Liban: les pro-Hariri crient au «coup d'État» du Hezbollah

Beyrouth — La probable nomination du Najib Mikati, candidat du Hezbollah au poste de premier ministre du Liban, a provoqué hier la colère des partisans sunnites du chef du gouvernement en exercice Saad Hariri, qui ont accusé le parti chiite de mener un «coup d'État».

Selon le système confessionnel de partage de pouvoir au Liban, le poste de premier ministre est réservé à la communauté musulmane sunnite, dont M. Hariri est le leader le plus populaire. Dès que le nom de M. Mikati, milliardaire et ancien premier ministre, a émergé comme favori aux dépens de M. Hariri, des centaines de partisans de ce dernier ont manifesté à travers le pays contre le Hezbollah et appelé à «une journée de colère».

«Après le coup d'État qui vise à permettre au Hezbollah d'exercer sa tutelle sur la République libanaise, nous appelons les habitants de tout le Liban à exprimer leur colère et leur refus de la tutelle perse à travers des manifestations populaires pacifiques», a annoncé Moustapha Allouche, membre du conseil politique de la formation de M. Hariri.

«Le coup d'État du Hezbollah est une tentative de placer la présidence du conseil [des ministres] sous la tutelle du "wilayat al fakiq"», a-t-il ajouté, en référence au système politique en Iran, principal parrain du Hezbollah.

À Tripoli , fief sunnite, mais également à Saïda, berceau de la famille Hariri, à Beyrouth, et dans plusieurs régions à majorité sunnite de la Békaa, des sympathisants ont brûlé des pneus et bloqué des routes du pays, poussant l'armée et la police à renforcer leurs effectifs.

M. Mikati, 55 ans, a reçu hier l'aval des députés du «Parti de Dieu» et de la plupart de ses alliés, lors du premier jour de consultations entre le président libanais. Il devrait être officiellement désigné aujourd'hui.

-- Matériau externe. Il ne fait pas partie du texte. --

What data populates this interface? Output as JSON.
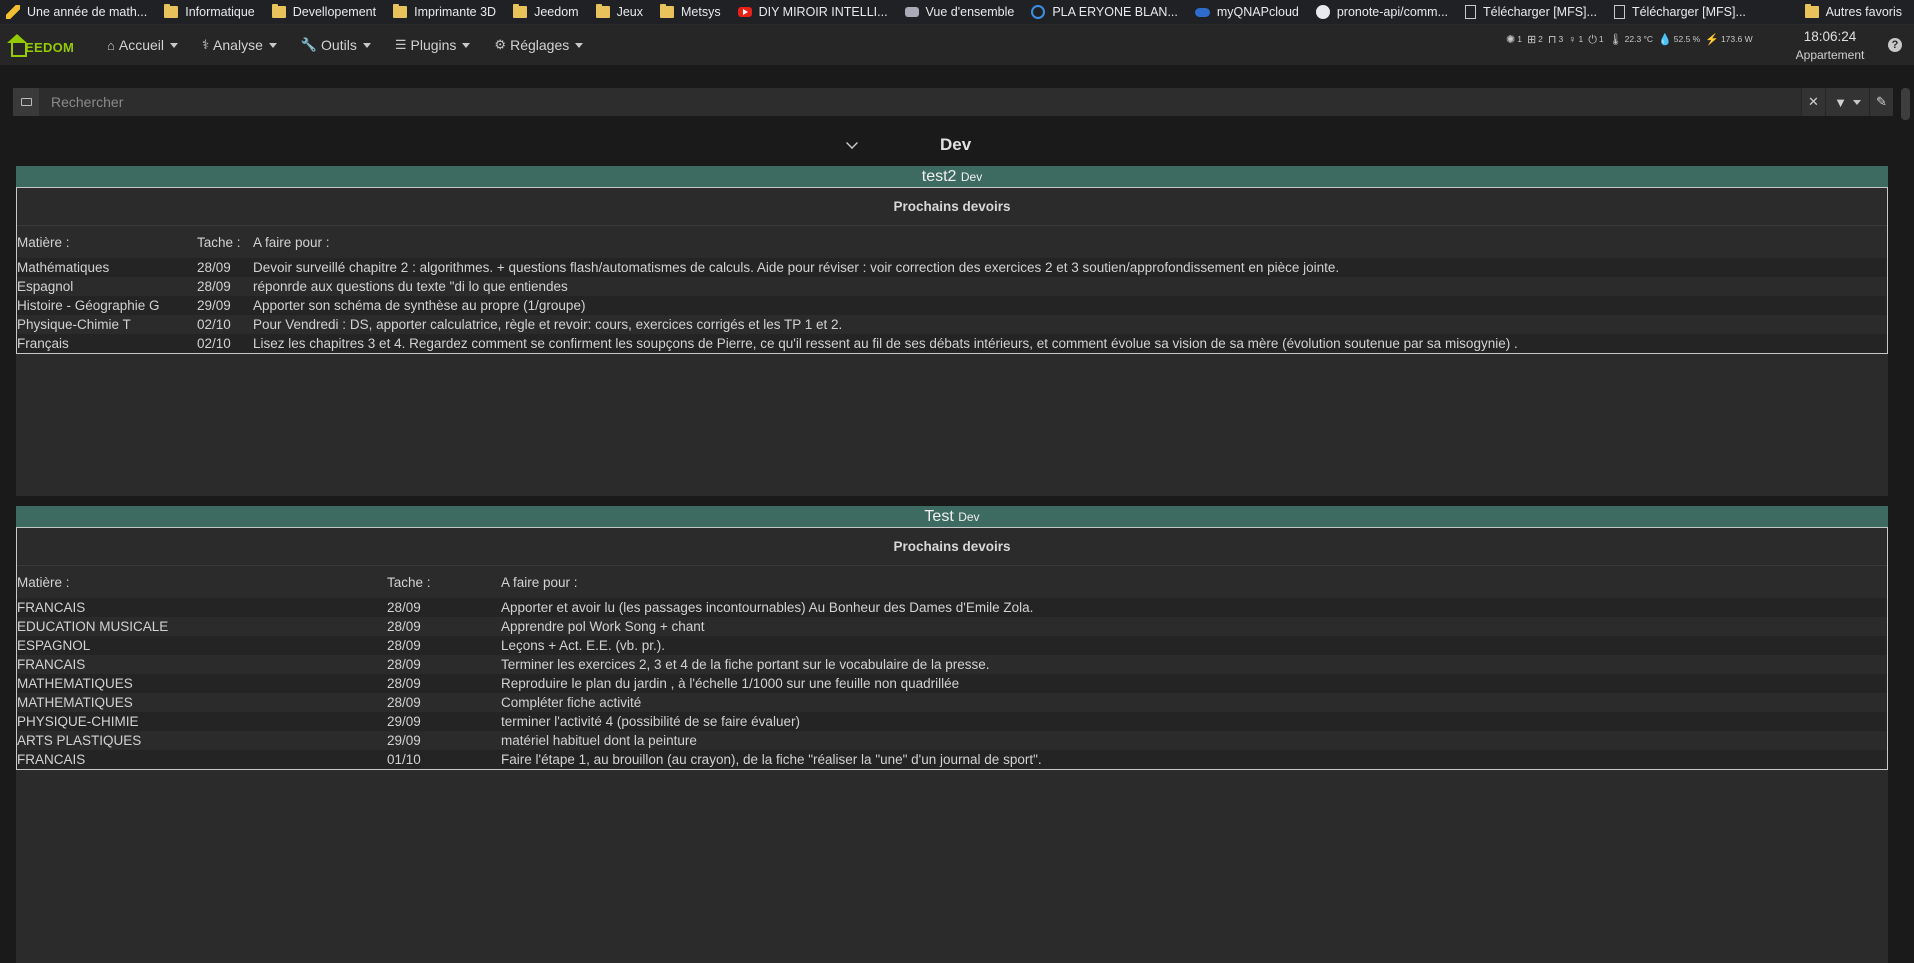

«Najib, dehors», «Hezbollah, Parti du diable», ont scandé près de 500 manifestants rassemblés à Tripoli, certains insultant le chef du Hezbollah, Hassan Nasrallah. Plusieurs dignitaires sunnites ont accusé le parti chiite de vouloir imposer sa volonté sur leur communauté.

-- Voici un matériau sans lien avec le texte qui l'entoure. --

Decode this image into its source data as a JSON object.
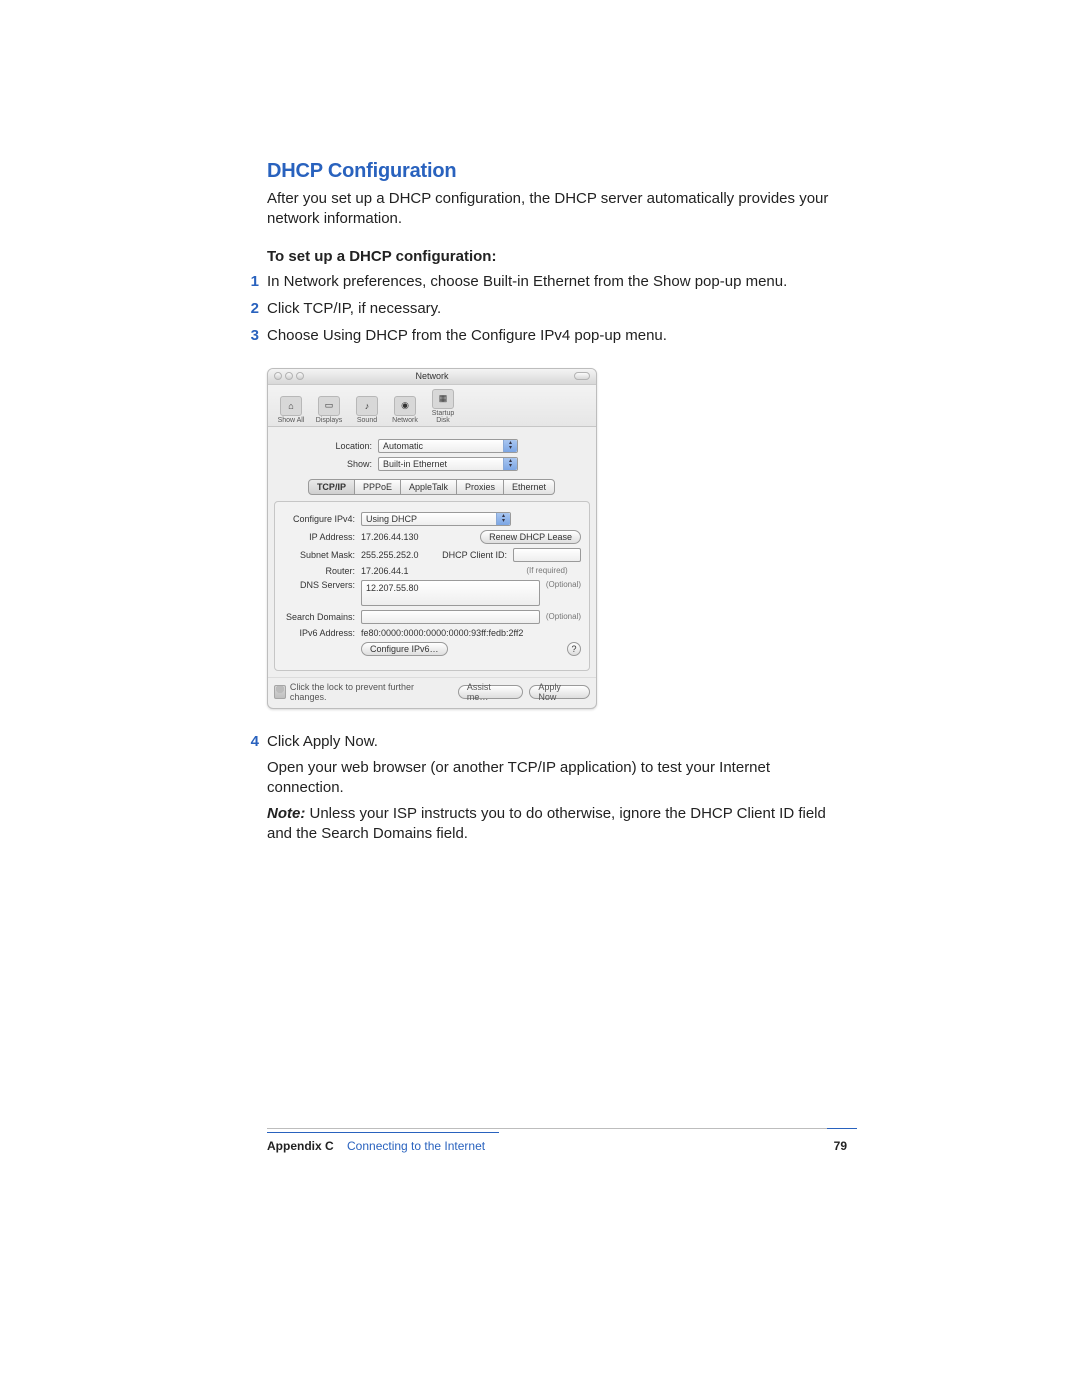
{
  "section": {
    "title": "DHCP Configuration",
    "intro": "After you set up a DHCP configuration, the DHCP server automatically provides your network information.",
    "subhead": "To set up a DHCP configuration:",
    "steps": [
      "In Network preferences, choose Built-in Ethernet from the Show pop-up menu.",
      "Click TCP/IP, if necessary.",
      "Choose Using DHCP from the Configure IPv4 pop-up menu."
    ],
    "step4": "Click Apply Now.",
    "after4a": "Open your web browser (or another TCP/IP application) to test your Internet connection.",
    "note_label": "Note:",
    "note_body": "Unless your ISP instructs you to do otherwise, ignore the DHCP Client ID field and the Search Domains field."
  },
  "prefwin": {
    "title": "Network",
    "toolbar": {
      "show_all": "Show All",
      "displays": "Displays",
      "sound": "Sound",
      "network": "Network",
      "startup": "Startup Disk"
    },
    "location_label": "Location:",
    "location_value": "Automatic",
    "show_label": "Show:",
    "show_value": "Built-in Ethernet",
    "tabs": [
      "TCP/IP",
      "PPPoE",
      "AppleTalk",
      "Proxies",
      "Ethernet"
    ],
    "configure_label": "Configure IPv4:",
    "configure_value": "Using DHCP",
    "ip_label": "IP Address:",
    "ip_value": "17.206.44.130",
    "renew_btn": "Renew DHCP Lease",
    "subnet_label": "Subnet Mask:",
    "subnet_value": "255.255.252.0",
    "dhcp_client_label": "DHCP Client ID:",
    "dhcp_client_hint": "(If required)",
    "router_label": "Router:",
    "router_value": "17.206.44.1",
    "dns_label": "DNS Servers:",
    "dns_value": "12.207.55.80",
    "optional": "(Optional)",
    "search_label": "Search Domains:",
    "ipv6_label": "IPv6 Address:",
    "ipv6_value": "fe80:0000:0000:0000:0000:93ff:fedb:2ff2",
    "conf_ipv6_btn": "Configure IPv6…",
    "lock_text": "Click the lock to prevent further changes.",
    "assist_btn": "Assist me…",
    "apply_btn": "Apply Now",
    "help": "?"
  },
  "footer": {
    "appendix": "Appendix C",
    "chapter": "Connecting to the Internet",
    "page": "79"
  }
}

La formation de M. Hariri a annoncé qu'elle boycotterait «tout gouvernement dirigé par un candidat» du Hezbollah.
1 commentaire
  • Geoffroi - Inscrit 25 janvier 2011 14 h 30

    Liban : de la menace

    « C'est ce climat général de violence à multiples facettes que le Hezbollah a mis en place et entretenu au fil des jours, des semaines, et des ans, afin d'orchestrer et de préparer son coup d'État blanc. Sous le poids du spectre d'un recours aux armes, et grâce à un véritable travail de professionnels de très longue haleine, une semaine était donc entièrement suffisante pour permettre au parti pro-iranien de parachever son coup d'État blanc en amenant à cette fin, sans trop de difficultés, un Walid Joumblatt à rentrer définitivement dans les rangs, après l'avoir bien conditionné, des mois durant, en le maintenant dans un climat de terreur et de menaces permanentes. Et dans ce cadre, la seule menace d'un possible usage des armes est souvent plus efficace que l'utilisation directe de ces armes. À condition d'avoir distillé dans l'esprit des gens, et des responsables, cette violence symbolique dont l'effet se manifeste à long terme, sans discontinuité. »

    Source ;
    http://www.lorientlejour.com/editoriaux/editorial.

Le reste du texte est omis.